My E.G. Services Bhd (MYEG) - Laying More Golden Eggs

kiasutrader
Publish date: Tue, 27 Sep 2016, 11:16 AM

MYEG, an e-Government services provider, is still getting traction from its immigration-related services. Meanwhile, the new GST Electronic Monitoring System (GEMS) services could be the rerating catalyst that will further supercharge its already resilient earnings prospect. A recent 1-for-2 bonus issuance which will improve trading liquidity is also an additional sweetener. Hence, we are revisiting MYEG for the above-mentioned catalysts that should anchor a two-year NP CAGR of 36%. Recommending TRADING BUY with a Fair Value of RM2.80 (+26% total upside) based on 25.5x FY18E PER, which is the group’s 3-year average forward PER.

Still shining. Recall that we had featured this gem previously and managed to lock in total capital gain of c.60%. Since then, it has continued to outperform and registered supernormal earnings in FY16, driven mainly by higher transaction volumes from the online renewal of Foreign Worker Permits (FWP) and foreign worker rehiring programme (PATI) services.
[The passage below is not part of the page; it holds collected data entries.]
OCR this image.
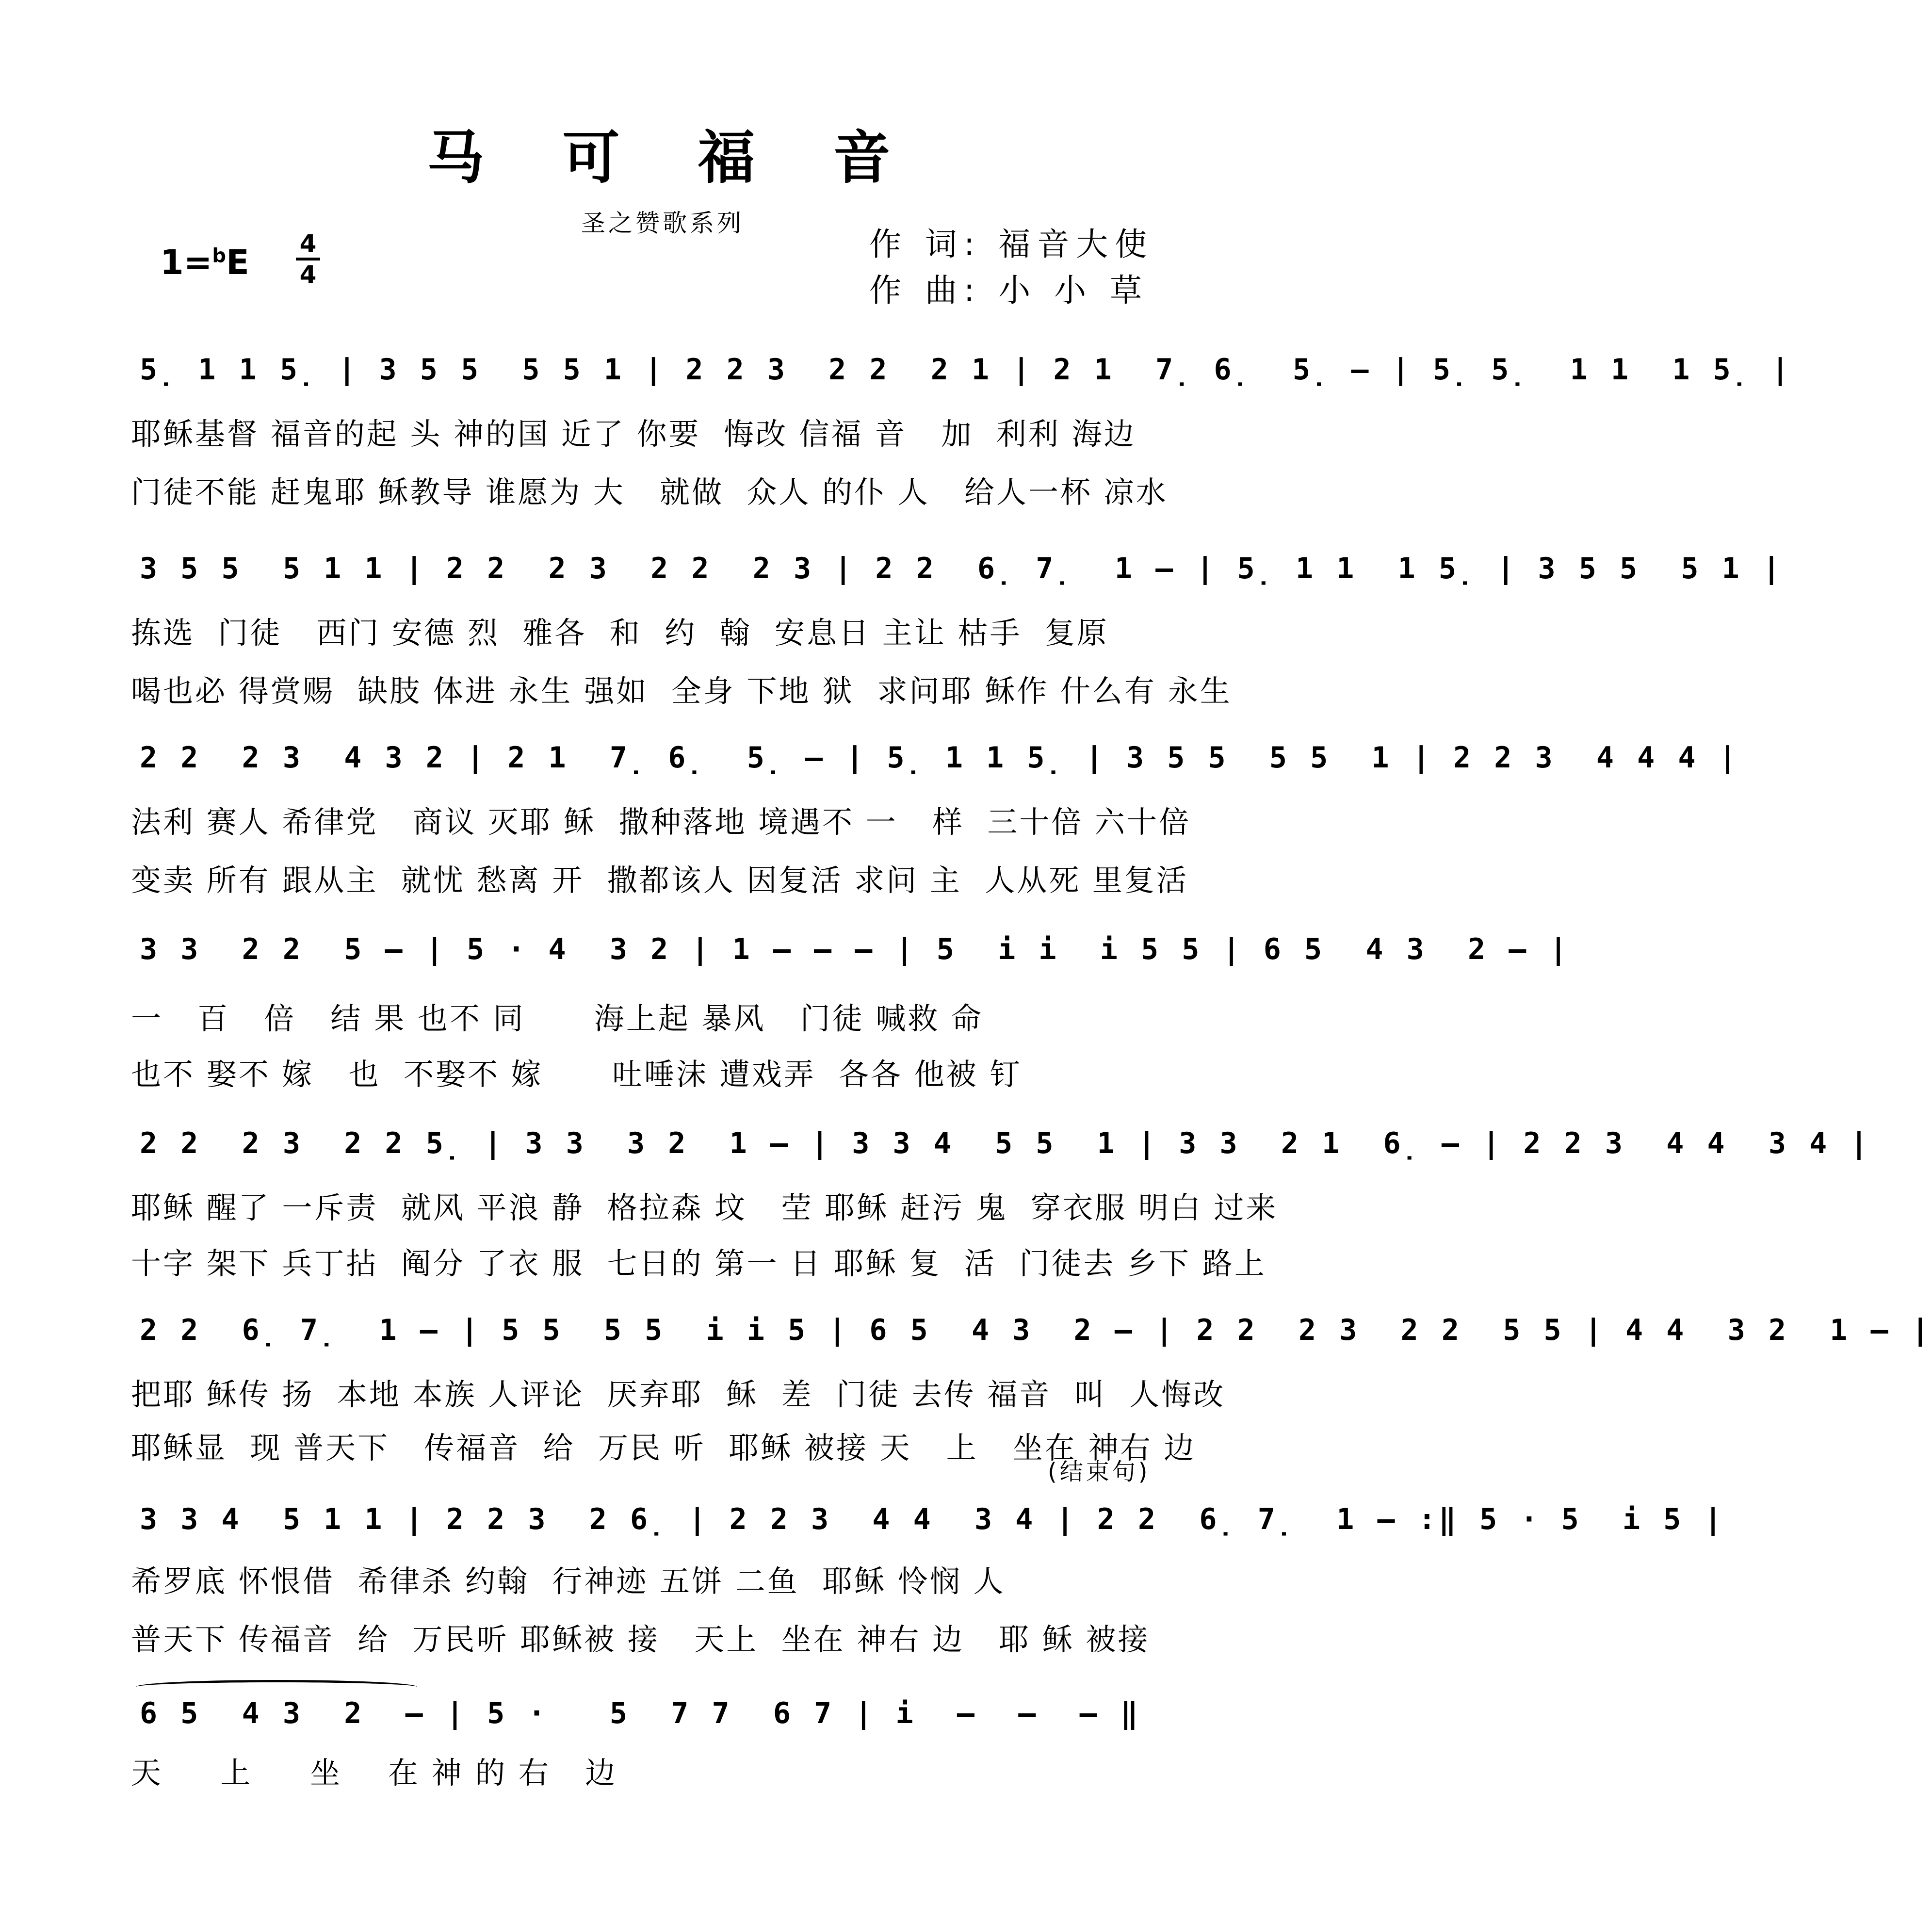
马 可 福 音
圣之赞歌系列
1=$^b$E 4
4
作 词: 福音大使
作 曲: 小 小 草
5̣ 1 1 5̣ | 3 5 5  5 5 1 | 2 2 3  2 2  2 1 | 2 1  7̣ 6̣  5̣ – | 5̣ 5̣  1 1  1 5̣ |
耶稣基督 福音的起 头 神的国 近了 你要  悔改 信福 音   加  利利 海边
门徒不能 赶鬼耶 稣教导 谁愿为 大   就做  众人 的仆 人   给人一杯 凉水
3 5 5  5 1 1 | 2 2  2 3  2 2  2 3 | 2 2  6̣ 7̣  1 – | 5̣ 1 1  1 5̣ | 3 5 5  5 1 |
拣选  门徒   西门 安德 烈  雅各  和  约  翰  安息日 主让 枯手  复原
喝也必 得赏赐  缺肢 体进 永生 强如  全身 下地 狱  求问耶 稣作 什么有 永生
2 2  2 3  4 3 2 | 2 1  7̣ 6̣  5̣ – | 5̣ 1 1 5̣ | 3 5 5  5 5  1 | 2 2 3  4 4 4 |
法利 赛人 希律党   商议 灭耶 稣  撒种落地 境遇不 一   样  三十倍 六十倍
变卖 所有 跟从主  就忧 愁离 开  撒都该人 因复活 求问 主  人从死 里复活
3 3  2 2  5 – | 5 · 4  3 2 | 1 – – – | 5  i i  i 5 5 | 6 5  4 3  2 – |
一   百   倍   结 果 也不 同      海上起 暴风   门徒 喊救 命
也不 娶不 嫁   也  不娶不 嫁      吐唾沫 遭戏弄  各各 他被 钉
2 2  2 3  2 2 5̣ | 3 3  3 2  1 – | 3 3 4  5 5  1 | 3 3  2 1  6̣ – | 2 2 3  4 4  3 4 |
耶稣 醒了 一斥责  就风 平浪 静  格拉森 坟   茔 耶稣 赶污 鬼  穿衣服 明白 过来
十字 架下 兵丁拈  阄分 了衣 服  七日的 第一 日 耶稣 复  活  门徒去 乡下 路上
2 2  6̣ 7̣  1 – | 5 5  5 5  i i 5 | 6 5  4 3  2 – | 2 2  2 3  2 2  5 5 | 4 4  3 2  1 – |
把耶 稣传 扬  本地 本族 人评论  厌弃耶  稣  差  门徒 去传 福音  叫  人悔改
耶稣显  现 普天下   传福音  给  万民 听  耶稣 被接 天   上   坐在 神右 边
(结束句)
3 3 4  5 1 1 | 2 2 3  2 6̣ | 2 2 3  4 4  3 4 | 2 2  6̣ 7̣  1 – :‖ 5 · 5  i 5 |
希罗底 怀恨借  希律杀 约翰  行神迹 五饼 二鱼  耶稣 怜悯 人
普天下 传福音  给  万民听 耶稣被 接   天上  坐在 神右 边   耶 稣 被接
6 5  4 3  2  – | 5 ·   5  7 7  6 7 | i  –  –  – ‖
天     上     坐    在 神 的 右   边
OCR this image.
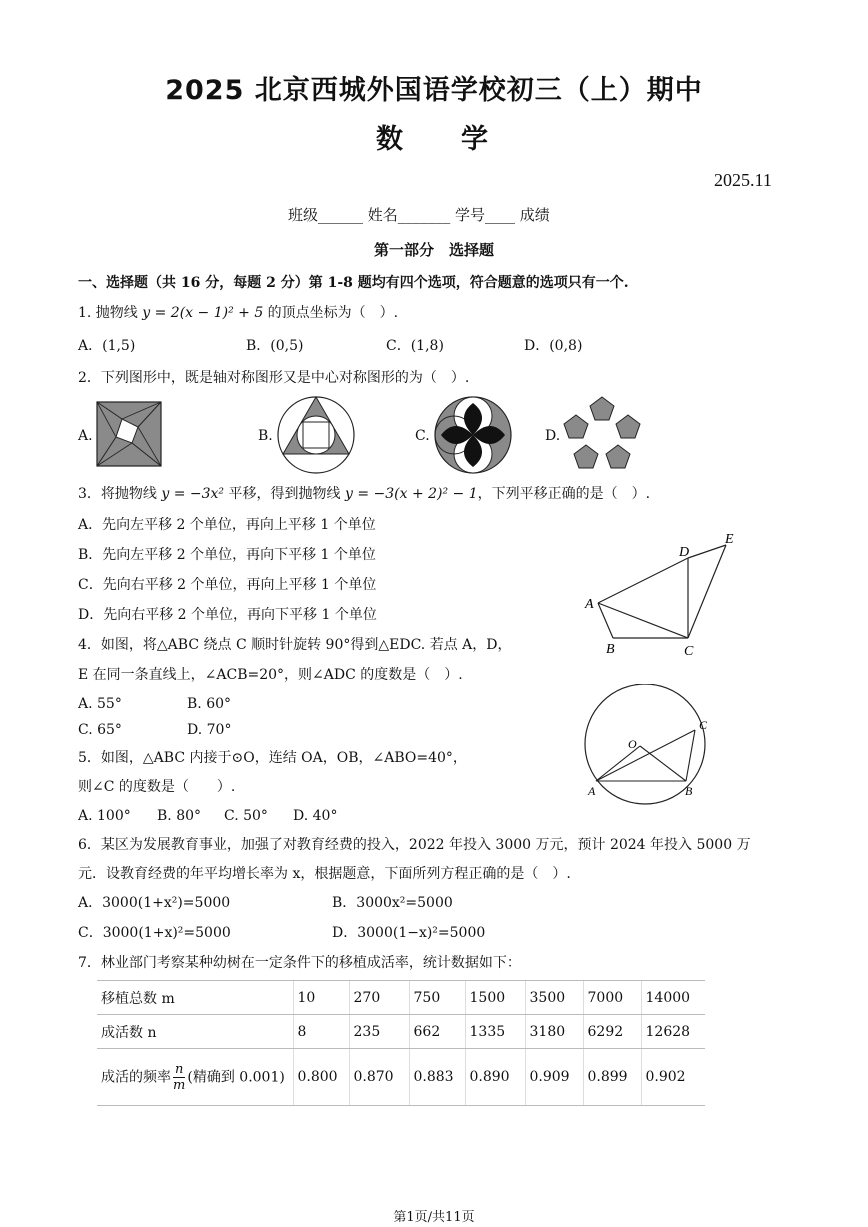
2025 北京西城外国语学校初三（上）期中
数学
2025.11
班级______ 姓名_______ 学号____ 成绩
第一部分　选择题
一、选择题（共 16 分，每题 2 分）第 1-8 题均有四个选项，符合题意的选项只有一个.
1. 抛物线 y = 2(x − 1)² + 5 的顶点坐标为（　）.
A．(1,5)	B．(0,5)	C．(1,8)	D．(0,8)
2．下列图形中，既是轴对称图形又是中心对称图形的为（　）.
A.	B.	C.	D.
3．将抛物线 y = −3x² 平移，得到抛物线 y = −3(x + 2)² − 1，下列平移正确的是（　）.
A．先向左平移 2 个单位，再向上平移 1 个单位
B．先向左平移 2 个单位，再向下平移 1 个单位
C．先向右平移 2 个单位，再向上平移 1 个单位
D．先向右平移 2 个单位，再向下平移 1 个单位
A
B	C
D
E
4．如图，将△ABC 绕点 C 顺时针旋转 90°得到△EDC. 若点 A，D，
E 在同一条直线上，∠ACB=20°，则∠ADC 的度数是（　）.
A. 55°	B. 60°
C. 65°	D. 70°
O
A	B
C
5．如图，△ABC 内接于⊙O，连结 OA，OB，∠ABO=40°，
则∠C 的度数是（　　）.
A. 100° B. 80° C. 50° D. 40°
6．某区为发展教育事业，加强了对教育经费的投入，2022 年投入 3000 万元，预计 2024 年投入 5000 万
元．设教育经费的年平均增长率为 x，根据题意，下面所列方程正确的是（　）.
A．3000(1+x²)=5000	B．3000x²=5000
C．3000(1+x)²=5000	D．3000(1−x)²=5000
7．林业部门考察某种幼树在一定条件下的移植成活率，统计数据如下：
移植总数 m	10	270	750	1500	3500	7000	14000
成活数 n	8	235	662	1335	3180	6292	12628
成活的频率 $\frac{n}{m}$ (精确到 0.001)	0.800	0.870	0.883	0.890	0.909	0.899	0.902
第1页/共11页
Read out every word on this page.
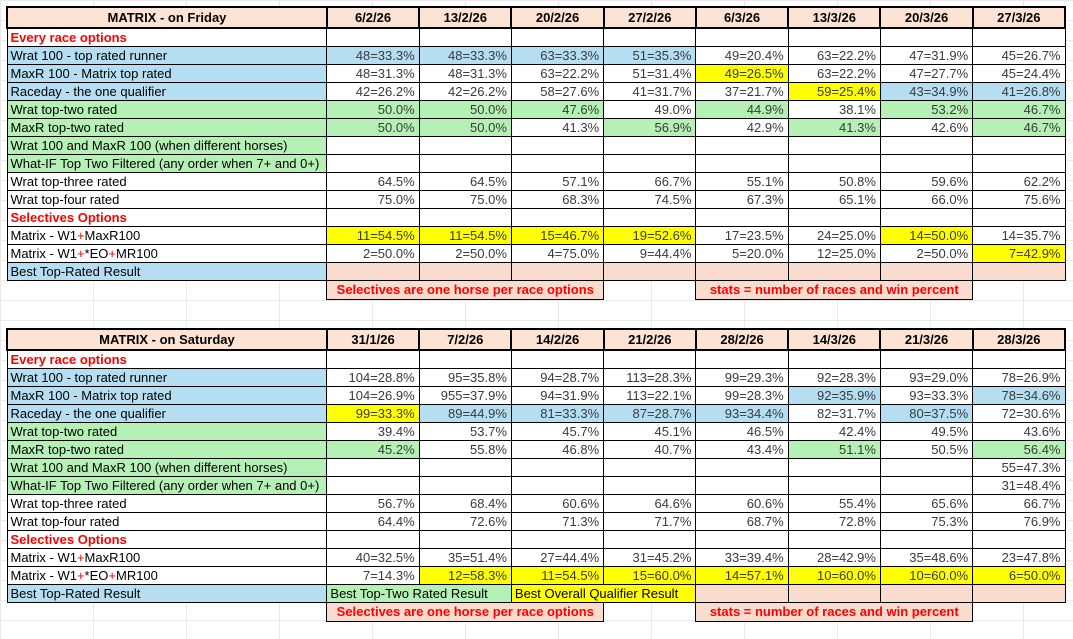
MATRIX - on Friday	6/2/26	13/2/26	20/2/26	27/2/26	6/3/26	13/3/26	20/3/26	27/3/26
Every race options								
Wrat 100 - top rated runner	48=33.3%	48=33.3%	63=33.3%	51=35.3%	49=20.4%	63=22.2%	47=31.9%	45=26.7%
MaxR 100 - Matrix top rated	48=31.3%	48=31.3%	63=22.2%	51=31.4%	49=26.5%	63=22.2%	47=27.7%	45=24.4%
Raceday - the one qualifier	42=26.2%	42=26.2%	58=27.6%	41=31.7%	37=21.7%	59=25.4%	43=34.9%	41=26.8%
Wrat top-two rated	50.0%	50.0%	47.6%	49.0%	44.9%	38.1%	53.2%	46.7%
MaxR top-two rated	50.0%	50.0%	41.3%	56.9%	42.9%	41.3%	42.6%	46.7%
Wrat 100 and MaxR 100 (when different horses)								
What-IF Top Two Filtered (any order when 7+ and 0+)								
Wrat top-three rated	64.5%	64.5%	57.1%	66.7%	55.1%	50.8%	59.6%	62.2%
Wrat top-four rated	75.0%	75.0%	68.3%	74.5%	67.3%	65.1%	66.0%	75.6%
Selectives Options								
Matrix - W1+MaxR100	11=54.5%	11=54.5%	15=46.7%	19=52.6%	17=23.5%	24=25.0%	14=50.0%	14=35.7%
Matrix - W1+*EO+MR100	2=50.0%	2=50.0%	4=75.0%	9=44.4%	5=20.0%	12=25.0%	2=50.0%	7=42.9%
Best Top-Rated Result								
	Selectives are one horse per race options				stats = number of races and win percent			
MATRIX - on Saturday	31/1/26	7/2/26	14/2/26	21/2/26	28/2/26	14/3/26	21/3/26	28/3/26
Every race options								
Wrat 100 - top rated runner	104=28.8%	95=35.8%	94=28.7%	113=28.3%	99=29.3%	92=28.3%	93=29.0%	78=26.9%
MaxR 100 - Matrix top rated	104=26.9%	955=37.9%	94=31.9%	113=22.1%	99=28.3%	92=35.9%	93=33.3%	78=34.6%
Raceday - the one qualifier	99=33.3%	89=44.9%	81=33.3%	87=28.7%	93=34.4%	82=31.7%	80=37.5%	72=30.6%
Wrat top-two rated	39.4%	53.7%	45.7%	45.1%	46.5%	42.4%	49.5%	43.6%
MaxR top-two rated	45.2%	55.8%	46.8%	40.7%	43.4%	51.1%	50.5%	56.4%
Wrat 100 and MaxR 100 (when different horses)								55=47.3%
What-IF Top Two Filtered (any order when 7+ and 0+)								31=48.4%
Wrat top-three rated	56.7%	68.4%	60.6%	64.6%	60.6%	55.4%	65.6%	66.7%
Wrat top-four rated	64.4%	72.6%	71.3%	71.7%	68.7%	72.8%	75.3%	76.9%
Selectives Options								
Matrix - W1+MaxR100	40=32.5%	35=51.4%	27=44.4%	31=45.2%	33=39.4%	28=42.9%	35=48.6%	23=47.8%
Matrix - W1+*EO+MR100	7=14.3%	12=58.3%	11=54.5%	15=60.0%	14=57.1%	10=60.0%	10=60.0%	6=50.0%
Best Top-Rated Result	Best Top-Two Rated Result		Best Overall Qualifier Result					
	Selectives are one horse per race options				stats = number of races and win percent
On its latest FY16 results, even after the robust 3-year NP CAGR of 51% from FY12, growth still remains stellar with NP doubling to RM143.0m, on the back of solid revenue growth (+99%) as well as stable EBITDA margin (-0.6ppts to 57.7%). Looking ahead, with its resilient earnings prospects coupled with the new rerating catalysts, we re-initiate a TRADING BUY position with a FV of RM2.80.

Still ample room for growth from Immigration services. Since MYEG was appointed the sole listed company to handle the renewal of FWP and insurance in early 2015, alongside with the rehiring programme for illegal immigrants (PATI), the group’s FY16 revenue from this segment jumped by four folds, making it the lion’s share revenue contributor for the group (at 65% from previous year’s 30%). Note that the group has registered 300k illegal foreign workers (out of the reported numbers of 1.4m estimated illegal foreign workers by press media) as of FY16 under its PATI programme. While this programme has ended in Jun 2016 (according to the deadline set earlier), we were positively surprised to gather from MYEG website that the rehiring programme is still ongoing. Given that the Cabinet is lifting the freeze on hiring foreign workers for manufacturing, construction, plantation and furniture-making industries as well as the still huge numbers of illegal foreign workers, we believe there is still ample room of growth from this segment. In our earnings model, we have assumed an additional 400k illegal and legal workers each year renewing their permits and insurance through MYEG’s online portal in FY17 and FY18.

GST Electronic Monitoring System (GEMS) services- the potential key catalyst going forward. GEMS services (the upgraded version from the previous CSTM services) is expected to be launched in two different phases, Phase 1 and Phase 2. Phase 1 which could see a rollout as soon as Jan 2017, involves the monitoring of GST collection in categories C and D (restaurants, pubs and massage parlours) with annual revenue of >RM500k (c.50k outlets). Meanwhile, Phase 2 (to roll out as soon as Jan 2018) will be extended to the retail sector (c.500k). Revenue-wise, we understand that it will be based on fixed fees payable by Government, by RM1,000 per outlet based on compounding 10% GST revenue collected from the 12 months preceding the deployment of GEMS services. To be on the conservative side, while we have yet to impute the impact into our earnings model, the potential sales contribution which could see RM50m in Phase 1 and RM500m in Phase 2 would be a huge booster to the group’s earnings.

TRADING BUY; FV of RM2.80. We are projecting the group to register a 2- year NP CAGR of 36% with key earnings assumptions being; (i) additional 400k illegal and legal workers renewing their permits and insurance through MYEG’s online portal in FY17 and FY18, (ii) organic growth assumption of 10% annually from JPJ, Insolvency and other segments as well as (iii) EBITDA margin assumption of 56.5-57.8% which is at the mid-range of 56- 61% for the past five years. We value MYEG at RM2.80/share based on a 25.5x FY18E PER, which is the group’s 3-year average forward PER.